Years ago I pieced cotton fabric with polyester thread when I made a quilted couch pillow that got a lot of hard use. The polyester thread, much stronger than the cotton fabric, sawed right through along the seam lines. With the seam allowances cut off, there was no way to repair the patchwork.

A few years later, I brought home tied patchwork quilts my mother had made for my sister and me when we were little. All of the diagonal seams had popped open because the thread used for piecing had broken. I was able to re-stitch the seams because the seam allowances were still intact. And then I added a lot more yarn ties so that the quilt top had more support from the backing and the diagonal seams wouldn’t be under so much stress.

Back when I started quilting in the 1970s, everything was tied or quilted by hand and we were always trying to get away with the least amount of quilting so we could start new projects. Remembering my mom’s tied quilts, I told students to always use cotton thread for piecing cotton fabrics.

But now, with the advent of copious machine quilting, there is very little chance that patchwork seams will ever flex enough to come undone, so it might not matter if your thread and fabric are of the same substance, or the piecing thread is stronger than the fabric.

However, I do have reservations about using plastic in quilts. Polyester and all its cousins are everywhere in quilting: thread, trims, batting. The woman I learned to hand quilt from made lots of polyester double-knit quilts because everyone kept giving her fabric they found to be not very comfortable to wear—it didn’t breathe. We joked that her quilts would never disintegrate like cotton and in the distant future, archeologists will find only her quilts.

But I’m not so sure plastic materials will age that well. Some get brittle. Some turn yellow. Some get sticky. And that’s before being subjected to attic temperatures. I already know that polyester batting in a quilt used nightly for a number of years completely loses its loft. And I’m not sure the pilling problem—little polyester batting fibers poking through to the quilt surface and then tying themselves together in knotty pills—has been solved, though copious quilting might keep the batting from rubbing against the fabrics and poking through as much.

The biggest reason for using natural fibers for quilt batting—silk, wool and cotton (I don’t count bamboo because it is more like polyester) is breathability. In these discussions on what will help your bed quilt live to be 100 years old, comfort—as well as appearance—matter a lot. You want the next owners to keep your quilt for themselves instead of giving it to the dog if they don’t like it.

I’m also concerned about quilt-making aids that add chemicals to your quilt that are not washed out when the quilt is finished. Fusibles come to mind. I think they are great for fun wall hangings that you don’t expect to live that long. Fabric paints and markers fall in the same category, as do most non-fabric embellishments. There’s just no telling yet how some of these things will age.

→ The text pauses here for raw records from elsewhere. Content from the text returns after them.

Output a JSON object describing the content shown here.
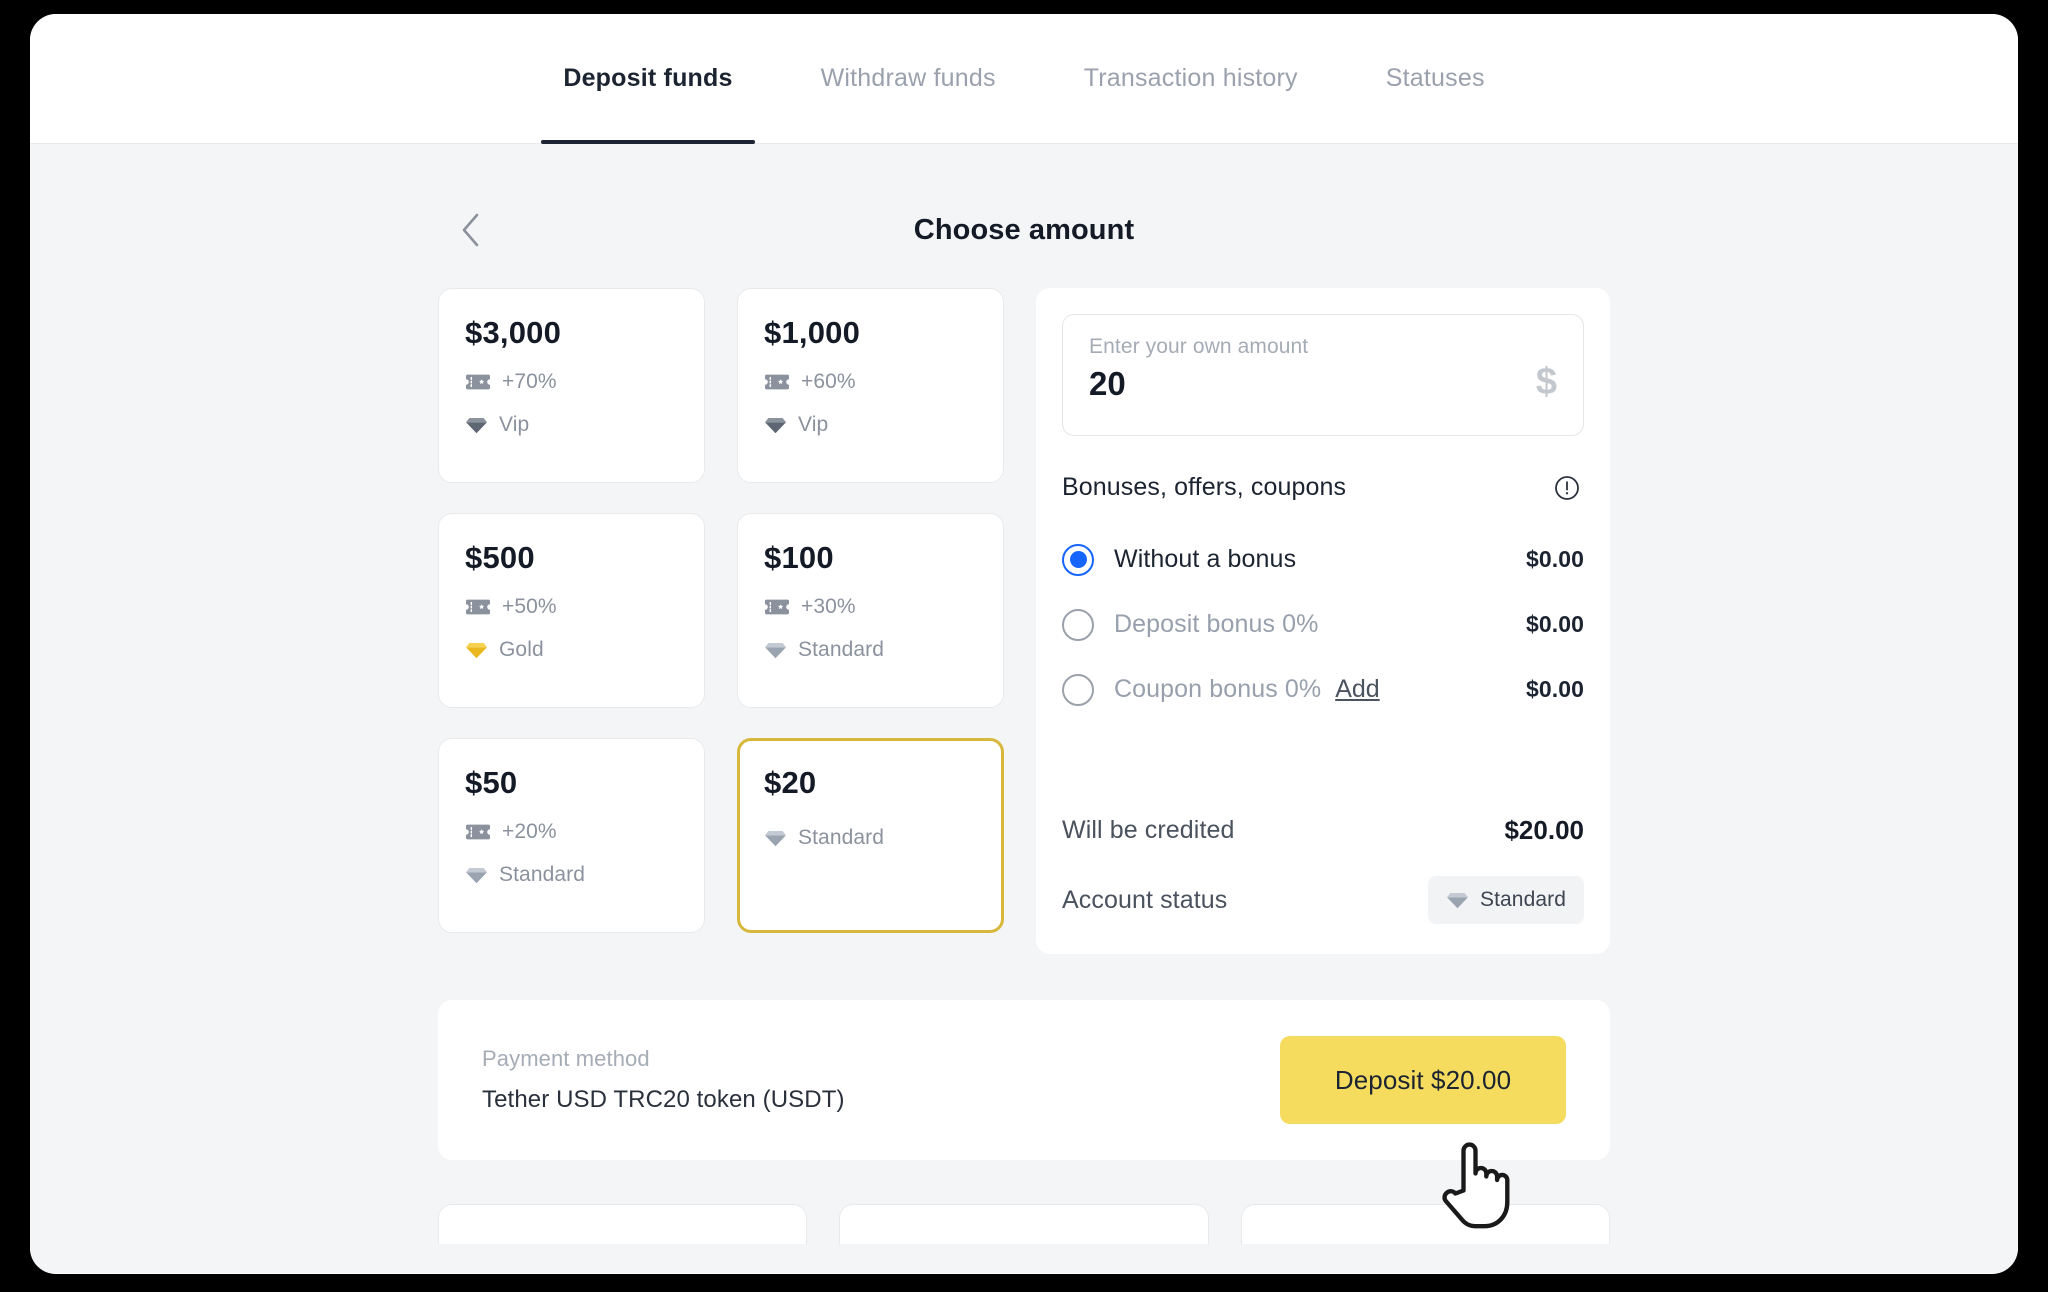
{
  "tabs": [
    {
      "label": "Deposit funds",
      "active": true
    },
    {
      "label": "Withdraw funds",
      "active": false
    },
    {
      "label": "Transaction history",
      "active": false
    },
    {
      "label": "Statuses",
      "active": false
    }
  ],
  "header": {
    "title": "Choose amount",
    "back_icon": "chevron-left-icon"
  },
  "amounts": [
    {
      "value": "$3,000",
      "bonus": "+70%",
      "status": "Vip",
      "tier": "vip",
      "selected": false
    },
    {
      "value": "$1,000",
      "bonus": "+60%",
      "status": "Vip",
      "tier": "vip",
      "selected": false
    },
    {
      "value": "$500",
      "bonus": "+50%",
      "status": "Gold",
      "tier": "gold",
      "selected": false
    },
    {
      "value": "$100",
      "bonus": "+30%",
      "status": "Standard",
      "tier": "standard",
      "selected": false
    },
    {
      "value": "$50",
      "bonus": "+20%",
      "status": "Standard",
      "tier": "standard",
      "selected": false
    },
    {
      "value": "$20",
      "bonus": "",
      "status": "Standard",
      "tier": "standard",
      "selected": true
    }
  ],
  "amount_input": {
    "placeholder": "Enter your own amount",
    "value": "20",
    "currency_symbol": "$"
  },
  "bonuses": {
    "title": "Bonuses, offers, coupons",
    "info_icon": "info-exclamation-icon",
    "options": [
      {
        "label": "Without a bonus",
        "amount": "$0.00",
        "selected": true,
        "link": ""
      },
      {
        "label": "Deposit bonus 0%",
        "amount": "$0.00",
        "selected": false,
        "link": ""
      },
      {
        "label": "Coupon bonus 0%",
        "amount": "$0.00",
        "selected": false,
        "link": "Add"
      }
    ]
  },
  "summary": {
    "credited_label": "Will be credited",
    "credited_value": "$20.00",
    "status_label": "Account status",
    "status_value": "Standard"
  },
  "payment": {
    "label": "Payment method",
    "method": "Tether USD TRC20 token (USDT)",
    "deposit_button": "Deposit $20.00"
  },
  "colors": {
    "accent_yellow": "#F5DC5F",
    "selected_border": "#D8B83C",
    "radio_blue": "#1665FF",
    "gold": "#F2C744",
    "text_dark": "#141B26",
    "text_muted": "#97A0AC"
  }
}
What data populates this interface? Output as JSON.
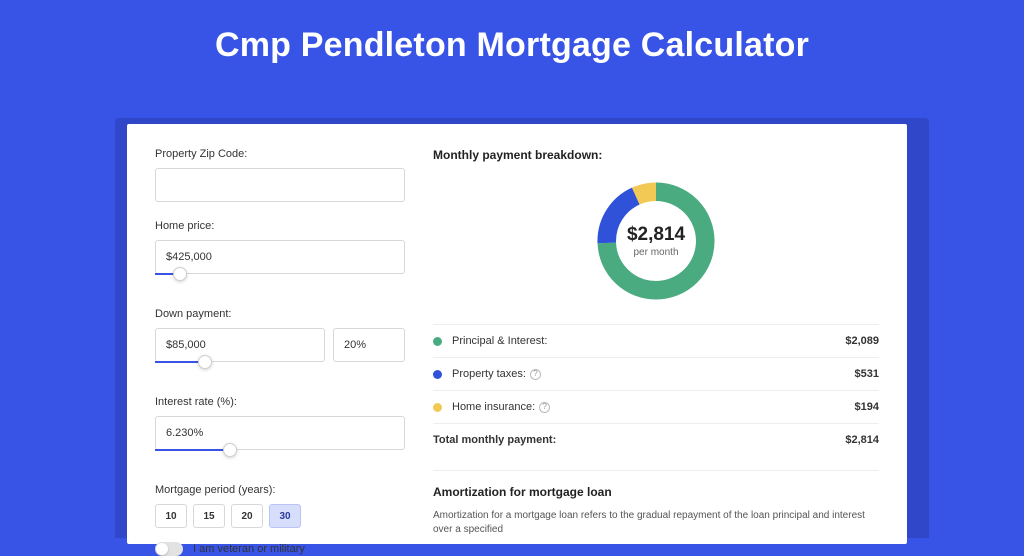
{
  "title": "Cmp Pendleton Mortgage Calculator",
  "form": {
    "zip": {
      "label": "Property Zip Code:",
      "value": ""
    },
    "homePrice": {
      "label": "Home price:",
      "value": "$425,000",
      "sliderPct": 10
    },
    "downPayment": {
      "label": "Down payment:",
      "value": "$85,000",
      "pct": "20%",
      "sliderPct": 20
    },
    "interestRate": {
      "label": "Interest rate (%):",
      "value": "6.230%",
      "sliderPct": 30
    },
    "period": {
      "label": "Mortgage period (years):",
      "options": [
        "10",
        "15",
        "20",
        "30"
      ],
      "active": "30"
    },
    "veteran": {
      "label": "I am veteran or military",
      "on": false
    }
  },
  "breakdown": {
    "heading": "Monthly payment breakdown:",
    "centerAmount": "$2,814",
    "centerSub": "per month",
    "items": [
      {
        "label": "Principal & Interest:",
        "value": "$2,089",
        "color": "#4bab80",
        "hasInfo": false
      },
      {
        "label": "Property taxes:",
        "value": "$531",
        "color": "#2f52d9",
        "hasInfo": true
      },
      {
        "label": "Home insurance:",
        "value": "$194",
        "color": "#f2c955",
        "hasInfo": true
      }
    ],
    "totalLabel": "Total monthly payment:",
    "totalValue": "$2,814"
  },
  "amortization": {
    "title": "Amortization for mortgage loan",
    "text": "Amortization for a mortgage loan refers to the gradual repayment of the loan principal and interest over a specified"
  },
  "chart_data": {
    "type": "pie",
    "title": "Monthly payment breakdown",
    "series": [
      {
        "name": "Principal & Interest",
        "value": 2089,
        "color": "#4bab80"
      },
      {
        "name": "Property taxes",
        "value": 531,
        "color": "#2f52d9"
      },
      {
        "name": "Home insurance",
        "value": 194,
        "color": "#f2c955"
      }
    ],
    "total": 2814,
    "unit": "USD/month"
  }
}
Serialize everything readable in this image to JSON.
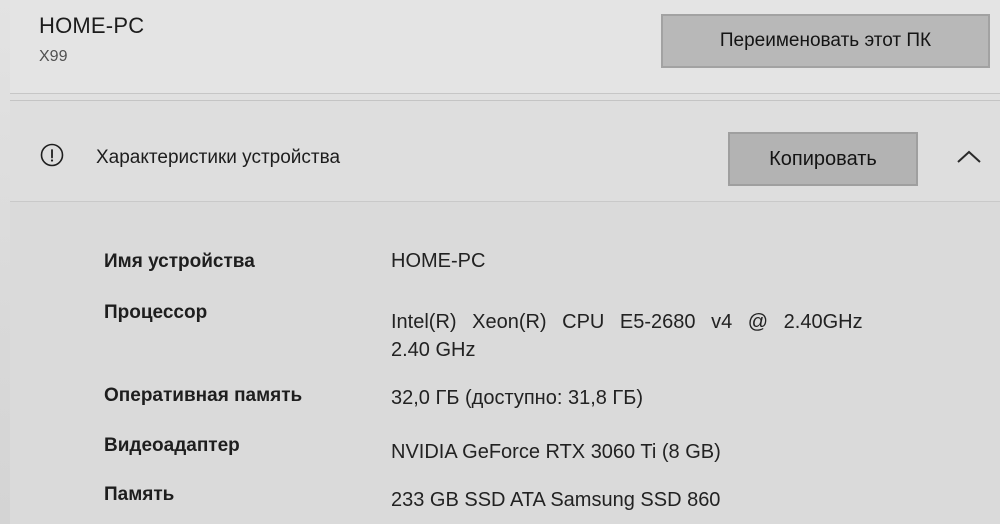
{
  "device": {
    "name": "HOME-PC",
    "model": "X99",
    "rename_button": "Переименовать этот ПК"
  },
  "specs": {
    "title": "Характеристики устройства",
    "info_icon": "info-circle-icon",
    "copy_button": "Копировать",
    "collapse_icon": "chevron-up-icon",
    "rows": [
      {
        "label": "Имя устройства",
        "value": "HOME-PC"
      },
      {
        "label": "Процессор",
        "value_line1": "Intel(R) Xeon(R) CPU E5-2680 v4 @ 2.40GHz",
        "value_line2": "2.40 GHz"
      },
      {
        "label": "Оперативная память",
        "value": "32,0 ГБ (доступно: 31,8 ГБ)"
      },
      {
        "label": "Видеоадаптер",
        "value": "NVIDIA GeForce RTX 3060 Ti (8 GB)"
      },
      {
        "label": "Память",
        "value": "233 GB SSD ATA Samsung SSD 860"
      }
    ]
  }
}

I’m reminded of the time I was able to see some of Grandma Moses’s original artwork when it was on exhibit in Washington, D.C. She had decided to embellish her snow scenes with salt to make them sparkle. Except over the years all the added “snow” turned black.

Don’t hesitate to experiment with all the latest quilt-making aids. But when it comes to your heirloom-worthy quilt, ask yourself, “What did Great-Grandma do? How do her quilts look 100 years later?”